Un dernier ensemble de résultats mérite d’être signalé, tant il touche directement à ce qui distingue une pédopsychiatrie du lien d’une pédopsychiatrie strictement protocolisée : la recherche sur les facteurs communs aux différentes psychothérapies, menée depuis plusieurs décennies notamment par les travaux de Bruce Wampold, professeur émérite de psychologie et directeur d’un centre de recherche en psychiatrie, montre de façon remarquablement convergente, à travers des centaines d’études et plusieurs méta-analyses, que la qualité de l’alliance thérapeutique — la relation de confiance qui s’établit entre l’enfant ou l’adolescent, sa famille et le thérapeute — explique une part de la variance des résultats thérapeutiques au moins comparable à celle qu’explique la technique spécifique employée, quelle que soit l’orientation théorique du praticien. Ce résultat, obtenu par des méthodes quantitatives rigoureuses et publié dans les revues les plus exigeantes de la discipline, ne constitue nullement un argument contre la nécessité d’une formation technique solide des thérapeutes de l’enfant et de l’adolescent : il constitue en revanche un argument scientifique de poids contre l’idée que seule la conformité à un protocole manualisé garantirait l’efficacité d’une prise en charge, et en faveur de la reconnaissance de la relation elle-même, longtemps reléguée au rang de facteur « non spécifique », comme un objet de recherche et de formation à part entière.
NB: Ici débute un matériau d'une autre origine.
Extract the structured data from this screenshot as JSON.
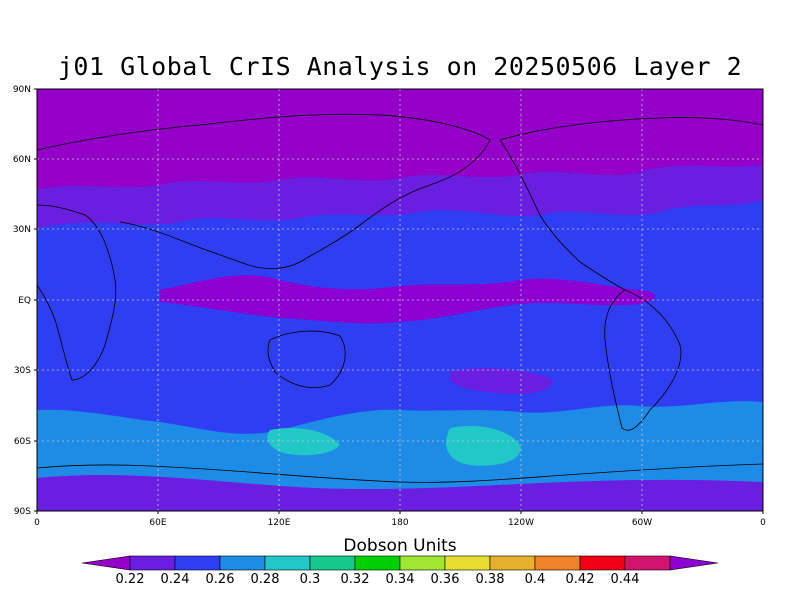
{
  "title": "j01 Global CrIS Analysis on 20250506 Layer 2",
  "units": "Dobson Units",
  "y_axis_labels": [
    "90N",
    "60N",
    "30N",
    "EQ",
    "30S",
    "60S",
    "90S"
  ],
  "x_axis_labels": [
    "0",
    "60E",
    "120E",
    "180",
    "120W",
    "60W",
    "0"
  ],
  "colorbar": {
    "labels": [
      "0.22",
      "0.24",
      "0.26",
      "0.28",
      "0.3",
      "0.32",
      "0.34",
      "0.36",
      "0.38",
      "0.4",
      "0.42",
      "0.44"
    ],
    "colors": [
      "#9400c8",
      "#6a1ee0",
      "#2f3ef2",
      "#1e8ce6",
      "#22c8c8",
      "#16c88c",
      "#00d000",
      "#a0e632",
      "#e6dc32",
      "#e6af2d",
      "#f0822a",
      "#f00014",
      "#d2146e",
      "#8c00d2"
    ]
  },
  "map": {
    "field_colors": {
      "arctic": "#9400c8",
      "subarctic": "#6a1ee0",
      "midlat": "#2f3ef2",
      "tropics": "#8c00d2",
      "south_band": "#1e8ce6",
      "teal_patch": "#22c8c8",
      "antarctic": "#6a1ee0"
    }
  }
}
C’est précisément cette relation, ce lien construit dans la durée entre l’enfant, sa famille et son thérapeute, que la pédopsychiatrie humaniste défendue dans ce livre blanc place au cœur de sa pratique — non par posture idéologique, mais parce que la recherche empirique la plus rigoureuse en confirme, année après année, l’importance déterminante.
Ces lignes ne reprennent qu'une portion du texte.